Let $p$ be a polynomial. Show that $p\colon\Bbb R \to \Bbb R$ is Lipschitz iff the degree of $p$ is less than $2$.

  • 0
    I have started with p(X)= asub1+asub2*x,a$n$d tried to apply the defination of Lipscetz on it, but stuck with the step what to say about asub2 absolute (u-v)? could I take the constant 'a'sub 2 as lipschetz constant, or Ihave to apply some conditions on it?2012-10-16

2 Answers 2

2

We can use the following facts:

  • A $C^1$ function on $\Bbb R$ is Lipschitz continuous if and only if its derivative is bounded.
  • A polynomial is bounded if and only if it's a constant one (hence of degree $0$ or $-\infty$).
  • The derivative of a polynomial of degree $d\geq 1$ is of degree $d-1$.
  • 1
    Now I learned something! I used to think of $C^1$ as continuously differentiable = differentiable. Certainly this is false and we have diff'able $\neq$ cont. diff'able! : )2012-10-16
1

One direction: let $p$ have degree less than $2$. Then $p(x) = ax + b$ for some $a,b \in \mathbb R$. Then $\dot{p}(x) = a$ that is, the first derivative is bounded. Hence $p$ is Lipschitz continuous.

Here we have used the following theorem:


A continuous and everywhere differentiable function $f: \mathbb R \to \mathbb R$ is Lipschitz continuous if and only if its first derivative is bounded, that is, there is $K \in \mathbb R$ such that $|f'(x)| \leq K$ for all $x$ in $\mathbb R$.

Proof:

$\Longrightarrow$: Let $f$ be Lipschitz, that is, there is $K \in \mathbb R$ such that $\frac{|f(x) - f(y)|}{|x-y|} \leq K$ for all $x$ in $\mathbb R$. Then in particular, $\lim_{\delta \to 0} \frac{|f(x) - f(x + \delta)|}{|\delta|} = |f'(x)| \leq K$ for all $x$.
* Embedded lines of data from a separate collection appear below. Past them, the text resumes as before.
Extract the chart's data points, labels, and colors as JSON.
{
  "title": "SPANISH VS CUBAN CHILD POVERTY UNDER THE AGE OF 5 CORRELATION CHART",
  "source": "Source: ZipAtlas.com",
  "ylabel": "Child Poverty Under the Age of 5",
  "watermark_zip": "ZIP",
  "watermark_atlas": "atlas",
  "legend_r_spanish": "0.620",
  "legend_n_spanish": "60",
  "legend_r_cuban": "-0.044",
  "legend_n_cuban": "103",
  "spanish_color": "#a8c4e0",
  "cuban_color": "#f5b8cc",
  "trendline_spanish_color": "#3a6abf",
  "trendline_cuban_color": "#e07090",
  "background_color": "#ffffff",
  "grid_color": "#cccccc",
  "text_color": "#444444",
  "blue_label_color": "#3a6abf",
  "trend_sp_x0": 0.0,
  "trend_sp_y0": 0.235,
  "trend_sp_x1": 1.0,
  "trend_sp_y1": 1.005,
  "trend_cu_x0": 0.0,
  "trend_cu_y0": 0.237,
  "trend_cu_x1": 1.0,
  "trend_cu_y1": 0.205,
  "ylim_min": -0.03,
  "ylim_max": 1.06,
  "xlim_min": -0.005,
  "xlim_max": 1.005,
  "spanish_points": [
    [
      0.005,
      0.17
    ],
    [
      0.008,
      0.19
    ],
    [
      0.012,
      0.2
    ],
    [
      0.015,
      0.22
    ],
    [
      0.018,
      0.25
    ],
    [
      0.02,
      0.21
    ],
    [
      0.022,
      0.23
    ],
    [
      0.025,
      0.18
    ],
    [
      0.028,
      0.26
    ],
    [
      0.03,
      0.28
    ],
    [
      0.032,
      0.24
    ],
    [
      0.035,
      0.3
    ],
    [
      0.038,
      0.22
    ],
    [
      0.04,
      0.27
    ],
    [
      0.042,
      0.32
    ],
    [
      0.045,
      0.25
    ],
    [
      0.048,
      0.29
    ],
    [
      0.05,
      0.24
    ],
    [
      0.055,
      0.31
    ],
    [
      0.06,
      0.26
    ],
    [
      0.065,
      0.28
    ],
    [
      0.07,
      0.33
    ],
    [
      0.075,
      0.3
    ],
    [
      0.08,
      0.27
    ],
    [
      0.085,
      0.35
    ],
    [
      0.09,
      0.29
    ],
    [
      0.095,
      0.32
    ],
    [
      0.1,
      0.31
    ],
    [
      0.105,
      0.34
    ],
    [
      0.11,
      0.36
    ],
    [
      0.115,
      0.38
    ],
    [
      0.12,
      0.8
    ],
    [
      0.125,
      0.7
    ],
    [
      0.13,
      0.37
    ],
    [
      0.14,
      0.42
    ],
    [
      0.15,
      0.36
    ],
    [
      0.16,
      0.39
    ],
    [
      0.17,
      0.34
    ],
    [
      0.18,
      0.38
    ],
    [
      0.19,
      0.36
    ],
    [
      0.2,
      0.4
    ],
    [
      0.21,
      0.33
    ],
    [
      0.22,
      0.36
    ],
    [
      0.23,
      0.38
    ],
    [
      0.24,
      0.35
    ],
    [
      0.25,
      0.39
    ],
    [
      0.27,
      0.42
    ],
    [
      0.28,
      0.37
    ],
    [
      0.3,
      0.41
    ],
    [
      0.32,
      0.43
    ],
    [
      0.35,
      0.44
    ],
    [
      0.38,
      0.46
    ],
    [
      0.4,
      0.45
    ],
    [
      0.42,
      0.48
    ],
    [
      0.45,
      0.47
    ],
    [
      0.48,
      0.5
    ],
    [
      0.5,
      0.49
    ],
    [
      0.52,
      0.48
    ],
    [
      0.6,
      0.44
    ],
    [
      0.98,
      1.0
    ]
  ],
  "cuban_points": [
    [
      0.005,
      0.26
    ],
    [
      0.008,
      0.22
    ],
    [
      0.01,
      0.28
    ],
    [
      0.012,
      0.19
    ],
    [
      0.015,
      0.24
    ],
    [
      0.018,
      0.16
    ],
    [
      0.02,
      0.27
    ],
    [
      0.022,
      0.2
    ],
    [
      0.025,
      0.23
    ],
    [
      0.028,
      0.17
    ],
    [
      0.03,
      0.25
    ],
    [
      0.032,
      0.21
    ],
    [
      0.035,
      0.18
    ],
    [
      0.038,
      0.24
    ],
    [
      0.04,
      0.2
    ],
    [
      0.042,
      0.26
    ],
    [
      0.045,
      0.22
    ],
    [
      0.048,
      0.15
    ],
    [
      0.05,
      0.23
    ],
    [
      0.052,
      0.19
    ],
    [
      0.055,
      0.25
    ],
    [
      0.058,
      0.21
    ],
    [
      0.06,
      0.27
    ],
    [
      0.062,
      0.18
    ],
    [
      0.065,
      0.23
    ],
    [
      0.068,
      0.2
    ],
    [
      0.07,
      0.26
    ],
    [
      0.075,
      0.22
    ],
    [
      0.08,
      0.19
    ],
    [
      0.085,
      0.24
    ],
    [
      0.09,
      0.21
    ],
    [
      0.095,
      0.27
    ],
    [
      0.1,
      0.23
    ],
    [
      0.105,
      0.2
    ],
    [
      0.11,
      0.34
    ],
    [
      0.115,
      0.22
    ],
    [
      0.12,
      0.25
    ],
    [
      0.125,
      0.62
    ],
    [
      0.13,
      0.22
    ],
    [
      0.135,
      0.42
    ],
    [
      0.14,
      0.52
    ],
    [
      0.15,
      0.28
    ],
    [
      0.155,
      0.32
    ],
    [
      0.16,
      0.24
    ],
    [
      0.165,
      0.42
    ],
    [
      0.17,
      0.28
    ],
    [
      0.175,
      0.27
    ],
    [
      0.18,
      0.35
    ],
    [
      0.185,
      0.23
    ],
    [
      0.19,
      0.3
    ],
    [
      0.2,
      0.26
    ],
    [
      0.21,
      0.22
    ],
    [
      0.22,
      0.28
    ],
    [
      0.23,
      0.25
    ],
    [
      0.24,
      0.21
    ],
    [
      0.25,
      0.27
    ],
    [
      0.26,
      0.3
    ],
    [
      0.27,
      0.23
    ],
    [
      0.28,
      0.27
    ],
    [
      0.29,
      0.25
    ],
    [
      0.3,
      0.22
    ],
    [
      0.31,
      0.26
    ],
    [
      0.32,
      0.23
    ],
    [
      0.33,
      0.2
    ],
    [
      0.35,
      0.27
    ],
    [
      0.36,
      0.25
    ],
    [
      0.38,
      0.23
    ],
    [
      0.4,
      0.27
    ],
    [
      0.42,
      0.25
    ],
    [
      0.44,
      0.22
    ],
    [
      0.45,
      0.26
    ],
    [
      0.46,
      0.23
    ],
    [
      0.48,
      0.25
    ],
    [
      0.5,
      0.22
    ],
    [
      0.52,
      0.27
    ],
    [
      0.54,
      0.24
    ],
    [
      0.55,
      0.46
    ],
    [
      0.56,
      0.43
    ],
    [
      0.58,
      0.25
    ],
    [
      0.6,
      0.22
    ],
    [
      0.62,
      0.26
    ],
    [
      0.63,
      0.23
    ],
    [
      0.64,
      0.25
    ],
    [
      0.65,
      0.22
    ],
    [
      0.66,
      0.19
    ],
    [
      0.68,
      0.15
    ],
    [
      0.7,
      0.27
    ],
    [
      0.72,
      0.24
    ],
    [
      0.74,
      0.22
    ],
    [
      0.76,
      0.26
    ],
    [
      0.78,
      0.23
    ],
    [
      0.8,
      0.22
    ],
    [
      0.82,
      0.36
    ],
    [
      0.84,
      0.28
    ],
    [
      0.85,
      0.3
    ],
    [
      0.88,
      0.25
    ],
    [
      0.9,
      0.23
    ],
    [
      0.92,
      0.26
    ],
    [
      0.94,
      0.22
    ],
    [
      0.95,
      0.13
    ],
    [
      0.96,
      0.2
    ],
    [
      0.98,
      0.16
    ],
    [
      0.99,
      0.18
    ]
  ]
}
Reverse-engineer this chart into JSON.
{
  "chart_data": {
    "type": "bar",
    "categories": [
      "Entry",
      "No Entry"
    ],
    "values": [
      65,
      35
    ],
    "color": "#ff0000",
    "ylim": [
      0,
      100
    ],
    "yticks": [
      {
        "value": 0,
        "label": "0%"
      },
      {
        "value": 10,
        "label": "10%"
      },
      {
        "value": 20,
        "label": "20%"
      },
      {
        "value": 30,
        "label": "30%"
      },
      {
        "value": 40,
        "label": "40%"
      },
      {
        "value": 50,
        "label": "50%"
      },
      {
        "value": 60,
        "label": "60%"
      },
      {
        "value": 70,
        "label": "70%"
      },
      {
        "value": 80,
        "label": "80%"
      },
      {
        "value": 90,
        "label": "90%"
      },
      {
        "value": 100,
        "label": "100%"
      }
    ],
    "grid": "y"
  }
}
$\Longleftarrow$: Let $|f'(x)| \leq K$ for all $x$. By the mean value theorem we know that for any $x,y \in \mathbb R$ we have that there exists $x_0$ such that $ \frac{f(y) - f(x)}{y - x} = f'(x_0)$. Hence we have that for all $x,y \in \mathbb R$: $ \frac{|f(y) - f(x)|}{|y - x|} = |f'(x_0)| \leq K$ that is, $f$ is Lipschitz. $\Box$


Now try the other direction.

  • 0
    No problem! : )2012-10-16